The Enhanced Border Security and Visa Entry Reform Act of 2002 required foreigners participating in the Visa Waiver Program —which permits entry into the United States without a visa for a limited period of time —to have smart chips with anti-forgery features in their passports. Visa waiver countries have been required since 2007 to issue e-Passports with chips. The U.S. Department of State also started to issue e-Passports in 2007, with the goal of increasing passport security and aiding in the identification of forged passports. Each e-Passport contains a smart chip, which stores traveler information, signed with a digital signature. However, the Government Accountability Office in 2010 found that the Homeland Security couldn’t verify the digital signatures, because it lacked the software to do so. Nearly 8 years later, DHS still hasn’t fixed the problem.
“It is past time for CBP to utilize the digital security features it required be built into e-Passports,” Wyden and McCaskill wrote to CBP Acting Commissioner Kevin McAleenan.
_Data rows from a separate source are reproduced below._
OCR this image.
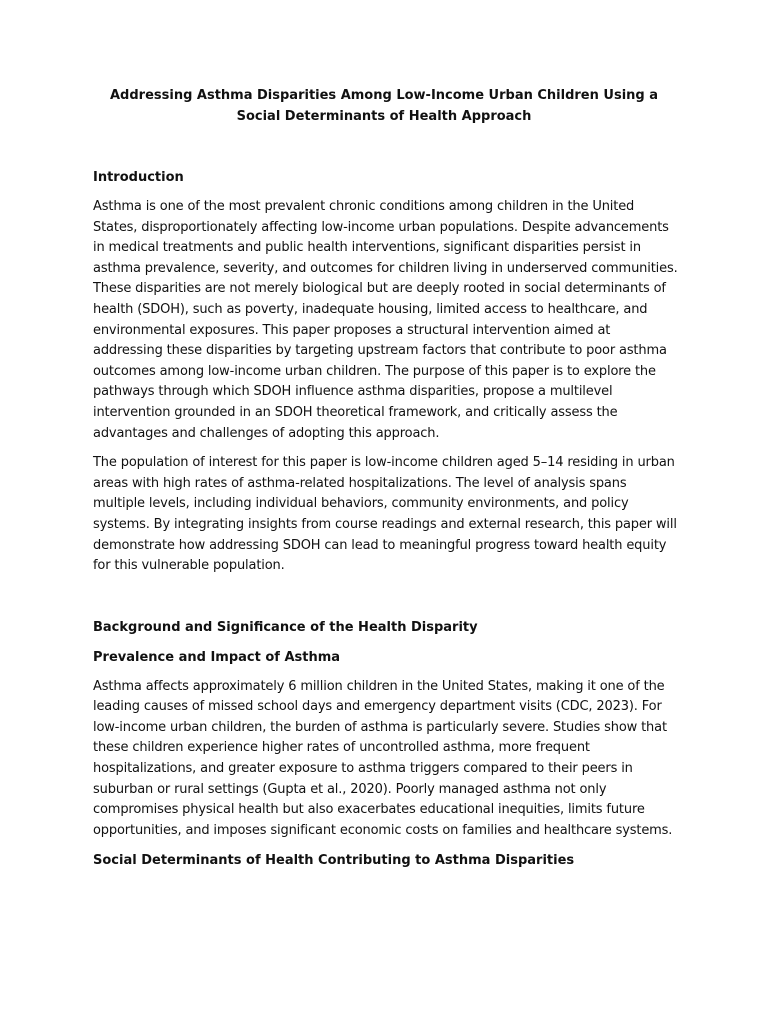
Addressing Asthma Disparities Among Low-Income Urban Children Using a Social Determinants of Health Approach
Introduction

Asthma is one of the most prevalent chronic conditions among children in the United States, disproportionately affecting low-income urban populations. Despite advancements in medical treatments and public health interventions, significant disparities persist in asthma prevalence, severity, and outcomes for children living in underserved communities. These disparities are not merely biological but are deeply rooted in social determinants of health (SDOH), such as poverty, inadequate housing, limited access to healthcare, and environmental exposures. This paper proposes a structural intervention aimed at addressing these disparities by targeting upstream factors that contribute to poor asthma outcomes among low-income urban children. The purpose of this paper is to explore the pathways through which SDOH influence asthma disparities, propose a multilevel intervention grounded in an SDOH theoretical framework, and critically assess the advantages and challenges of adopting this approach.

The population of interest for this paper is low-income children aged 5–14 residing in urban areas with high rates of asthma-related hospitalizations. The level of analysis spans multiple levels, including individual behaviors, community environments, and policy systems. By integrating insights from course readings and external research, this paper will demonstrate how addressing SDOH can lead to meaningful progress toward health equity for this vulnerable population.

Background and Significance of the Health Disparity
Prevalence and Impact of Asthma

Asthma affects approximately 6 million children in the United States, making it one of the leading causes of missed school days and emergency department visits (CDC, 2023). For low-income urban children, the burden of asthma is particularly severe. Studies show that these children experience higher rates of uncontrolled asthma, more frequent hospitalizations, and greater exposure to asthma triggers compared to their peers in suburban or rural settings (Gupta et al., 2020). Poorly managed asthma not only compromises physical health but also exacerbates educational inequities, limits future opportunities, and imposes significant economic costs on families and healthcare systems.

Social Determinants of Health Contributing to Asthma Disparities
Wyden and McCaskill asked CBP to take the following steps:
- Work with the relevant subject matter experts at the General Services Administration to determine the true cost of developing or acquiring the technical capacity to validate the digital signatures in e-Passports.
- Develop and implement a plan to properly authenticate e-Passports by January 1, 2019.
According to industry estimates, there are more than 1 billion e-Passports in circulation, and they are now issued by more than 120 countries and states.